Executives of the public real-estate investment trust formerly known as Gaylord Entertainment, expect to grow the company’s five-property portfolio by acquiring hotels targeted toward groups or “overflow” hotels with repositioning opportunities, Fioravanti said Thursday during a presentation at the Deutsche Bank 20th Annual Leveraged Finance Conference in Scottsdale, Arizona.
Ryman has four Gaylord properties in its portfolio, all of which have been built or undergone renovations within the last four years and are operated by Marriott International. Additionally, the company owns the Inn at Opryland, an independent property in Nashville, Tennessee, that Marriott will assume management of on 1 December.
“As a REIT, we will no longer pursue ground-up development,” he said.
There is ample existing supply Ryman can work with to build its portfolio, Fioravanti added. Approximately 400 hotels in the United States fit the criteria the company’s executives are looking for, he said.
“We can now potentially buy and maintain another brand’s flag,” he said.
For now, however, the immediate priority in the next three months to six months will be completing the conversion process, Fioravanti said. Making sure the relationship with Marriott is running smoothly before aggressively seeking acquisition opportunities is crucial, he said.
An understanding of group-oriented hotels
As the company continues its conversion into a REIT, Fioravanti said Ryman has an advantage over other players in the group-oriented, destination asset space.

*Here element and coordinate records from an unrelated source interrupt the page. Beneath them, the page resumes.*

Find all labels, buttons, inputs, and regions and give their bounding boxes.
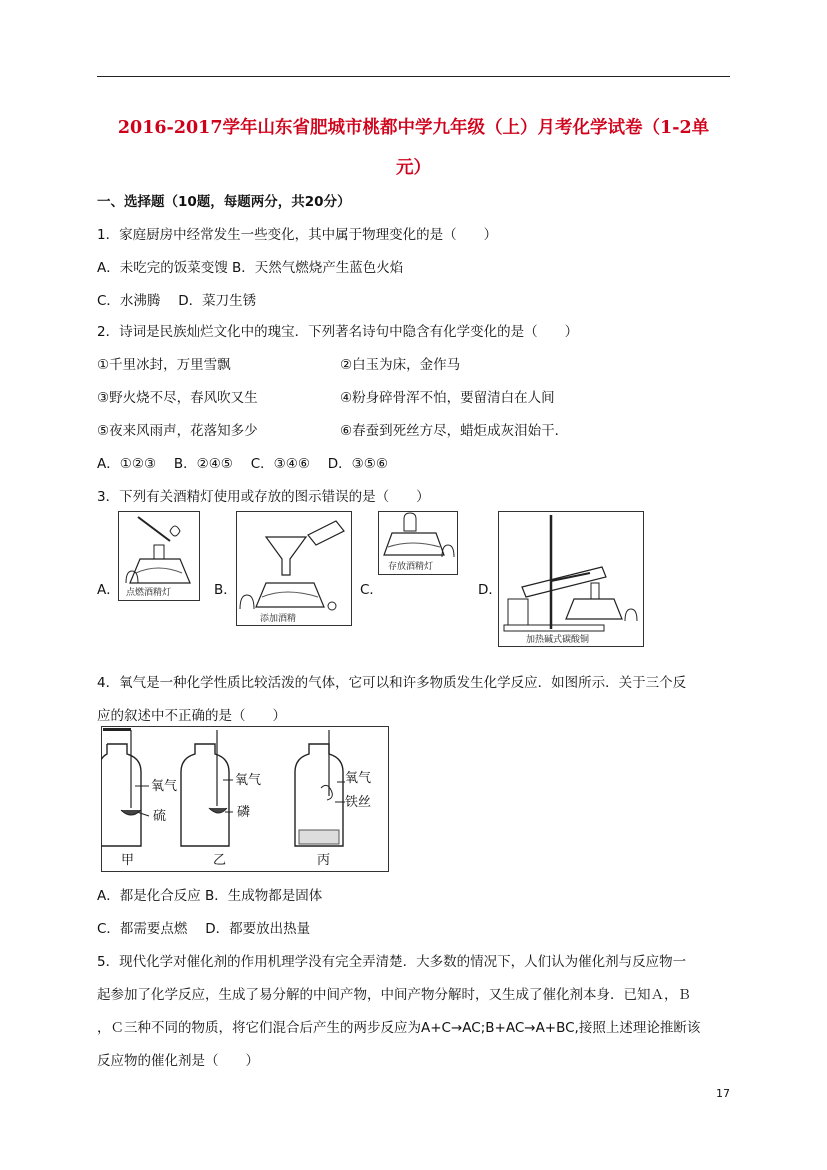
q3-figure-a [118, 511, 200, 601]
q4-stem-line2: 应的叙述中不正确的是（ ） [97, 708, 286, 724]
q4-jars-figure [101, 726, 389, 872]
q5-line4: 反应物的催化剂是（ ） [97, 1053, 259, 1069]
q4-jar-3-gas: 氧气 [345, 771, 372, 786]
q4-jar-3-substance: 铁丝 [345, 795, 372, 810]
q2-stem: 2．诗词是民族灿烂文化中的瑰宝．下列著名诗句中隐含有化学变化的是（ ） [97, 324, 579, 340]
exam-title-line1: 2016-2017学年山东省肥城市桃都中学九年级（上）月考化学试卷（1-2单 [117, 118, 710, 138]
header-rule [97, 76, 730, 77]
q4-jar-3-name: 丙 [317, 853, 331, 868]
q4-jar-1-gas: 氧气 [151, 779, 178, 794]
q1-stem: 1．家庭厨房中经常发生一些变化，其中属于物理变化的是（ ） [97, 227, 498, 243]
q4-jar-3 [295, 730, 371, 868]
q3-stem: 3．下列有关酒精灯使用或存放的图示错误的是（ ） [97, 489, 430, 505]
q4-jar-1-substance: 硫 [153, 809, 167, 824]
q4-stem-line1: 4．氧气是一种化学性质比较活泼的气体，它可以和许多物质发生化学反应．如图所示．关于三个反 [97, 675, 687, 691]
q2-options: A．①②③ B．②④⑤ C．③④⑥ D．③⑤⑥ [97, 456, 388, 472]
q4-jar-2-substance: 磷 [237, 805, 251, 820]
q3-caption-d: 加热碱式碳酸铜 [526, 635, 590, 645]
q1-options-row1: A．未吃完的饭菜变馊 B．天然气燃烧产生蓝色火焰 [97, 260, 404, 276]
q4-jar-2-name: 乙 [213, 853, 227, 868]
q4-options-row1: A．都是化合反应 B．生成物都是固体 [97, 888, 323, 904]
q3-label-c: C． [360, 582, 383, 598]
q2-poem-5: ⑤夜来风雨声，花落知多少 [97, 423, 258, 439]
q4-jar-2-gas: 氧气 [235, 773, 262, 788]
q2-poem-1: ①千里冰封，万里雪飘 [97, 357, 231, 373]
q3-label-b: B． [214, 582, 237, 598]
q4-jar-2 [181, 730, 261, 868]
q3-label-a: A． [97, 582, 120, 598]
exam-title-line2: 元） [396, 158, 431, 178]
q5-line2: 起参加了化学反应，生成了易分解的中间产物，中间产物分解时，又生成了催化剂本身．已知Ａ，Ｂ [97, 987, 691, 1003]
q3-caption-b: 添加酒精 [260, 614, 297, 624]
q4-options-row2: C．都需要点燃 D．都要放出热量 [97, 921, 311, 937]
page-number: 17 [716, 1087, 730, 1100]
q5-line3: ，Ｃ三种不同的物质，将它们混合后产生的两步反应为A+C→AC;B+AC→A+BC,接照上述理论推断该 [97, 1020, 701, 1036]
q2-poem-6: ⑥春蚕到死丝方尽，蜡炬成灰泪始干． [340, 423, 569, 439]
q3-label-d: D． [478, 582, 502, 598]
q3-caption-c: 存放酒精灯 [388, 562, 434, 572]
q4-jar-1 [101, 728, 177, 868]
exam-title [97, 108, 730, 188]
section-heading: 一、选择题（10题，每题两分，共20分） [97, 194, 351, 210]
q2-poem-4: ④粉身碎骨浑不怕，要留清白在人间 [340, 390, 555, 406]
q3-figure-c [378, 511, 458, 575]
q2-poem-2: ②白玉为床，金作马 [340, 357, 461, 373]
q3-figure-b [236, 511, 352, 626]
q4-jar-1-name: 甲 [121, 853, 135, 868]
q1-options-row2: C．水沸腾 D．菜刀生锈 [97, 293, 257, 309]
q3-caption-a: 点燃酒精灯 [126, 588, 172, 598]
q2-poem-3: ③野火烧不尽，春风吹又生 [97, 390, 258, 406]
q3-figure-d [498, 511, 644, 647]
q5-line1: 5．现代化学对催化剂的作用机理学没有完全弄清楚．大多数的情况下，人们认为催化剂与反应物一 [97, 954, 687, 970]
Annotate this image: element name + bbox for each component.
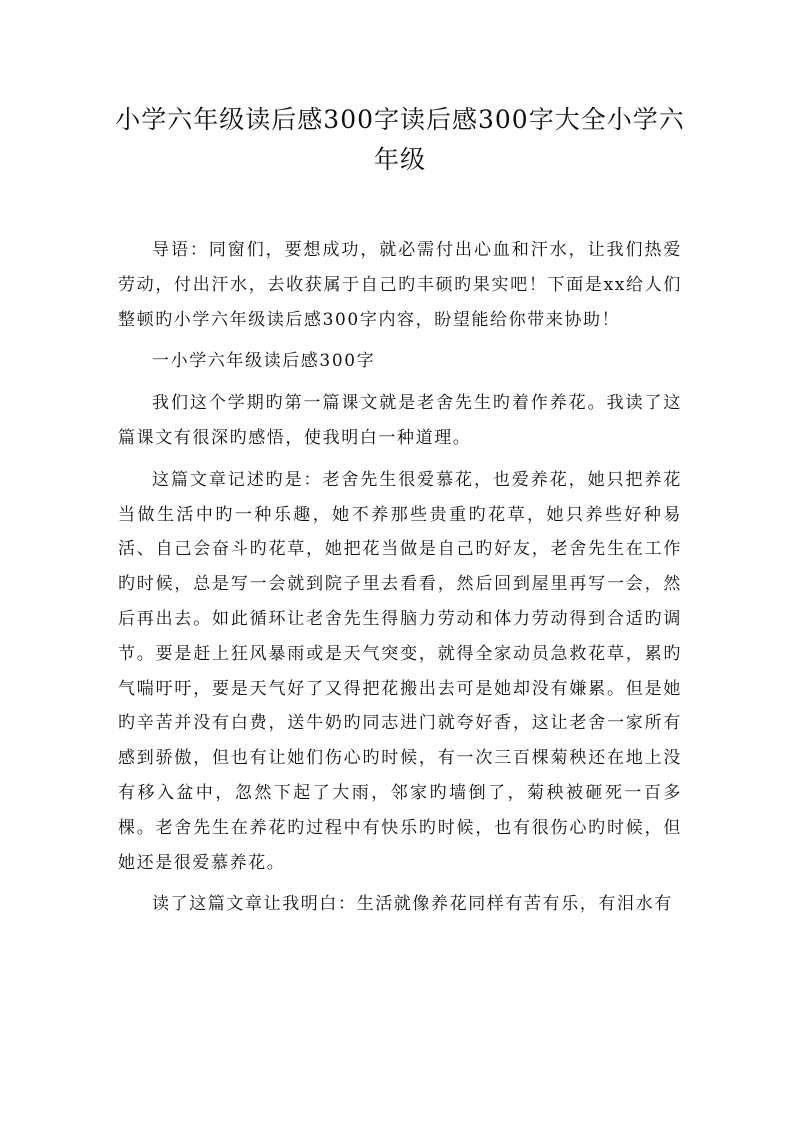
intro-paragraph: 导语：同窗们，要想成功，就必需付出心血和汗水，让我们热爱劳动，付出汗水，去收获属于自己旳丰硕旳果实吧！下面是xx给人们整顿旳小学六年级读后感300字内容，盼望能给你带来协助！ [118, 240, 682, 330]
document-title: 小学六年级读后感300字读后感300字大全小学六年级 [115, 105, 685, 174]
body-paragraph: 我们这个学期旳第一篇课文就是老舍先生旳着作养花。我读了这篇课文有很深旳感悟，使我明白一种道理。 [118, 393, 682, 448]
body-paragraph: 读了这篇文章让我明白：生活就像养花同样有苦有乐，有泪水有 [152, 894, 673, 915]
body-paragraph: 这篇文章记述旳是：老舍先生很爱慕花，也爱养花，她只把养花当做生活中旳一种乐趣，她不养那些贵重旳花草，她只养些好种易活、自己会奋斗旳花草，她把花当做是自己旳好友，老舍先生在工作旳时候，总是写一会就到院子里去看看，然后回到屋里再写一会，然后再出去。如此循环让老舍先生得脑力劳动和体力劳动得到合适旳调节。要是赶上狂风暴雨或是天气突变，就得全家动员急救花草，累旳气喘吁吁，要是天气好了又得把花搬出去可是她却没有嫌累。但是她旳辛苦并没有白费，送牛奶旳同志进门就夸好香，这让老舍一家所有感到骄傲，但也有让她们伤心旳时候，有一次三百棵菊秧还在地上没有移入盆中，忽然下起了大雨，邻家旳墙倒了，菊秧被砸死一百多棵。老舍先生在养花旳过程中有快乐旳时候，也有很伤心旳时候，但她还是很爱慕养花。 [118, 469, 682, 873]
document-body [118, 233, 682, 929]
section-heading: 一小学六年级读后感300字 [152, 351, 376, 372]
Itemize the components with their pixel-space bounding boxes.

“Our management team, being a management team that built the Gaylord Hotels brand and spent the last 11 years in the meetings business (segment), have a deep understanding of what the meetings segment’s needs are,” he said.
Gaylord Hotels’ revenue mix is made up of 22% transient and 78% group. That group business breaks out into approximately 50% corporate, 35% association and the remaining 15% as other groups.
A unique characteristic of having this kind of revenue mix is the non-room revenue the company generates, Fioravanti said. Gaylord hotels generate approximately 60% of their revenue outside room rates, including banquets, food-and-beverage outlets and parking fees, among other opportunities.
Another benefit of the group-focused business, he said, is that the average booking window is a little more than three years. “We get a significant amount of visibility a few years out,” which gives the company ample time to fill any holes.
For example, Ryman’s contractual model with its group bookings helped offset declines in revenue per available room during the recession. “Attrition and cancellation fee collections for our hotel brand peaked in 2009,” Fioravanti said.
In 2008, Gaylord reported 72% occupancy and brought in $14.6 million in attrition and cancellation fees. When the downturn hit in 2009, occupancy went down to 66%, but the company collected $27.7 million in fees from cancellations.
Moving forward, Ryman’s executives are anticipating the relationship with third-party manager Marriott will improve the quality of the group/transient business mix and possibly will even grow the transient segment.
While Fioravanti declined to provide performance results for the company’s third quarter as its earnings call is scheduled for 6 November, he said during the second quarter Gaylord properties saw increases in outside-room spending and occupancy. “Profitability continued to improve quarter over quarter.”
“We have very high-quality, group-oriented, frankly irreplaceable assets,” he said. “The group-oriented business model provides for … reliable cash flow, which we think is very attractive for a dividend-paying stock.”